Повиснув на руках, я спрыгнул, рассчитывая на затяжной прыжок, но через секунду с облегчением понял, что стою на твердой земле. Почва подо мной, повторяю, была твердая, я бы даже сказал, жесткая. Скованная морозцем, так
– Спускайтесь, графиня!
– крикнул я, и тут же услышал шелест над головой, и графиня спелой, подбитой морозцем грушей, свалилась прямо мне в руки.
Светало. Я пригляделся. По всей видимости, мы находились в каком-то саду. Сад, конечно, уже облетел, и за голыми деревьями, к своему ужасу, я увидел все ту же бетонную стену. От разочарования, я чуть было графиню не выронил.
– Ах, несите скорее меня туда, - сказала она, дрожащим от холода голосом.
Я оглянулся. За моей спиной, словно по волшебству, вырос элегантный особнячок. В два этажа, с резным деревянным крылечком, с автомобилем, припаркованным прямо к крыльцу.
– Ключ под ковриком, - теряя сознание, успела шепнуть графиня.
Я и сам отключился, едва переступил порог.
Глава 21
Очнулся я не в холле на персидских коврах, где отключился, едва почуяв тепло, а на низенькой, но удобной кушетке, и в помещении гораздо менее просторном, чем упомянутый холл.
Потолок, первым делом, был весьма невысок над зеленой кушеточкой, а в противоположном конце помещения так вообще упирался в пол. То есть профилем помещения был треугольник, а не - как обычно принято - параллелограмм. Их чего я заключил, что никаких упоительных восхождений я не совершал, а был крепкий здоровый сон, сопровождаемый актуальными сновидениями с психоделической подоплекой.
Скошенный потолок, отсутствие окон, опять же кушетка фрейдистская, почти убедили меня в том, что нахожусь я все еще в сумасшедшем доме, в Никаноровой конуре, куда, перебрав на пиру свою меру пива, вполз.
Хотя с другой стороны, некое подобие такой конуры было и в моем мамоновском доме, помните? Я в нее садовника хотел вселить. Тело мое было укрыто одеялом, а не серым сиротским лоскутком - настоящим: воздушным, пуховым, легким. Я по-прежнему был в зеленой пижаме, но у кушетки стояли домашние тапочки носками к входной двери. Словно некий намек на то, что не стоит разлеживаться.
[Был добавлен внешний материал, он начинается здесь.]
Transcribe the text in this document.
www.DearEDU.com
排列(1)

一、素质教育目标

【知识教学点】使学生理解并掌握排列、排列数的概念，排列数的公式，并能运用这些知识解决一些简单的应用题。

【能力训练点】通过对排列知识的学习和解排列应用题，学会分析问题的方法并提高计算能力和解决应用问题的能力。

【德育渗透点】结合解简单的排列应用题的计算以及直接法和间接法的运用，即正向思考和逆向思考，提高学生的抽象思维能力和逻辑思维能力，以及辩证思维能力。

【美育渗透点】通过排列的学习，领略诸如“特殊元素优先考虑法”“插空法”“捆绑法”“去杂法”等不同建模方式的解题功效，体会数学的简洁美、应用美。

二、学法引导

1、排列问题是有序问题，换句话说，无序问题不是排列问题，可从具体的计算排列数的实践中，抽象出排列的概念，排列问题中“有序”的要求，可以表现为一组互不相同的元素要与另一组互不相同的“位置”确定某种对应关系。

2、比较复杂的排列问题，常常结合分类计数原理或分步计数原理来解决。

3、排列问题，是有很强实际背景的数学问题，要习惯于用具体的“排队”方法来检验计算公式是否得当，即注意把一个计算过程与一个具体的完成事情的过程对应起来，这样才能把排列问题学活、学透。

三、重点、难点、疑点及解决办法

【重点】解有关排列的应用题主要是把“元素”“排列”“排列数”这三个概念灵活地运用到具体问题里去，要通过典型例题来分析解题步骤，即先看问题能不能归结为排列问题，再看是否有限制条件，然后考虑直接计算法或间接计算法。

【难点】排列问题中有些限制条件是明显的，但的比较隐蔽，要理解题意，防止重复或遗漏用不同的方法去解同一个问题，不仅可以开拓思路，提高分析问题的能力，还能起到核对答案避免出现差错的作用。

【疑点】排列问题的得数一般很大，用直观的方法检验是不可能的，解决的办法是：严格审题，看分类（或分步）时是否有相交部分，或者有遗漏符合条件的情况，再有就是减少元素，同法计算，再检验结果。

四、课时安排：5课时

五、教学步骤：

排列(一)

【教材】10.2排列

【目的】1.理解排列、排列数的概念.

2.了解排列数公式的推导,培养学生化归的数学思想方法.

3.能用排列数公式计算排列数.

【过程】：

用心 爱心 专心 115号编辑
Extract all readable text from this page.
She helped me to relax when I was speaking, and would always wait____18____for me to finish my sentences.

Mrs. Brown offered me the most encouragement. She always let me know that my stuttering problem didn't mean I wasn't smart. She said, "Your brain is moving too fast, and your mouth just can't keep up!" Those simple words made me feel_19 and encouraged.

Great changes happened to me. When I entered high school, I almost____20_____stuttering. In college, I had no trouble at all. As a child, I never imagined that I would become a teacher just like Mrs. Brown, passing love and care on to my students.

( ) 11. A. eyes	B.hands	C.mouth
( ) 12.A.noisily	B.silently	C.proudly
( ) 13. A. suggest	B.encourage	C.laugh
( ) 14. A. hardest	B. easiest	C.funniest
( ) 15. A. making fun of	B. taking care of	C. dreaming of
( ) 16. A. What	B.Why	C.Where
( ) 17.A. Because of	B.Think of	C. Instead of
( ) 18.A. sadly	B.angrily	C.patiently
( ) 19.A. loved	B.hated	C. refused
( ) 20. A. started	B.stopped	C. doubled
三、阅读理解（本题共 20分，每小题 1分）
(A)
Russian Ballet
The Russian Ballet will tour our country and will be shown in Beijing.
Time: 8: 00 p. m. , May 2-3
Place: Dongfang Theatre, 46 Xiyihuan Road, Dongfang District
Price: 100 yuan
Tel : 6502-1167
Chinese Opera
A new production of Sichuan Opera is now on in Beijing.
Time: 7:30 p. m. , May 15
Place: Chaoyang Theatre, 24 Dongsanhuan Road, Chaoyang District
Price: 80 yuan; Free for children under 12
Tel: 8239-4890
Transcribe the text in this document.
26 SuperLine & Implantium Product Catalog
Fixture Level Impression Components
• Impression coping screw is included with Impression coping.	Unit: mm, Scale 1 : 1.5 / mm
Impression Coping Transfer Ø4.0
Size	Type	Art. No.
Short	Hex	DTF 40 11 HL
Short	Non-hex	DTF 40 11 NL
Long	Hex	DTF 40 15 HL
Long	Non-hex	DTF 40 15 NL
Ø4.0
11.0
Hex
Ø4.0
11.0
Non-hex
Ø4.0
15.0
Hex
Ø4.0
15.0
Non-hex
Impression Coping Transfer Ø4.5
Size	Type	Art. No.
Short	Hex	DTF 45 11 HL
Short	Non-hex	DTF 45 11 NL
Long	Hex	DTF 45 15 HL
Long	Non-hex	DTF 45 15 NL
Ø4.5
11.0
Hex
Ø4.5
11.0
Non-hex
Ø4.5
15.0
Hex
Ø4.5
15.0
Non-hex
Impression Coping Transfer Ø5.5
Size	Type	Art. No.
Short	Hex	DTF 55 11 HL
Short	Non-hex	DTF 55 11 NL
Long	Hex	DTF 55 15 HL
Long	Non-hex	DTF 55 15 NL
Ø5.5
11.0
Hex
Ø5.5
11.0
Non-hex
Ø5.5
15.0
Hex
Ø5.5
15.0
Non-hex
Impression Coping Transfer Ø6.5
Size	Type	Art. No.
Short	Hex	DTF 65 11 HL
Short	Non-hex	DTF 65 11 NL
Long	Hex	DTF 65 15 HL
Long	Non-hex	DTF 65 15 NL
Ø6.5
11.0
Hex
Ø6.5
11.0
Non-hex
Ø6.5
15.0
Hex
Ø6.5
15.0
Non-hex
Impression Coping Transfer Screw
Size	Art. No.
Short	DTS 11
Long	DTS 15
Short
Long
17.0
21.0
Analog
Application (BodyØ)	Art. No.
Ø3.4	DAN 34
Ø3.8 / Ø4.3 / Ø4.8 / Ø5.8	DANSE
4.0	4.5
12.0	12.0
Следуя намеку, я встал. Дверь приоткрыл, выглянул, огляделся, ожидая увидеть остатки пиршества, заблеванный пол и, может быть, парочку трупов, отведавших Маргулисовых котлет. Но в помещении было чисто. Из окон струился свет. Пол был устлан теми самыми коврами, на которых я отрубился вчера наряду с голой графиней. Я тут же подумал, что в доме должен быть сильный мужчина: кто-то ж внес меня в эту узкую комнатушку, на кушетку взвалил.
Надо, однако, все это исследовать. Я ступил в холл, немного стесняясь своей пижамы, небритости и, вероятно, запахов, которые источал.
В холле пахло не только мной, откуда-то еще исходил аромат, гораздо более благоуханный. Классическая музыка лилась из каких-то щелей, не минуя моих ушей. Ароматы, музыка; соответствующая гамма чувств. Среди этих благовоний и благозвучий был я один - до тех пор, по крайней мере, пока где-то вверху не мелькнул мужской силуэт, облеченный в ливрею, донесся графинин голос. А через минуту и сама графиня, уже одетая и, вероятно, умытая, со свойственным ей великолепием появилась в начале лестницы, чтобы спуститься вниз.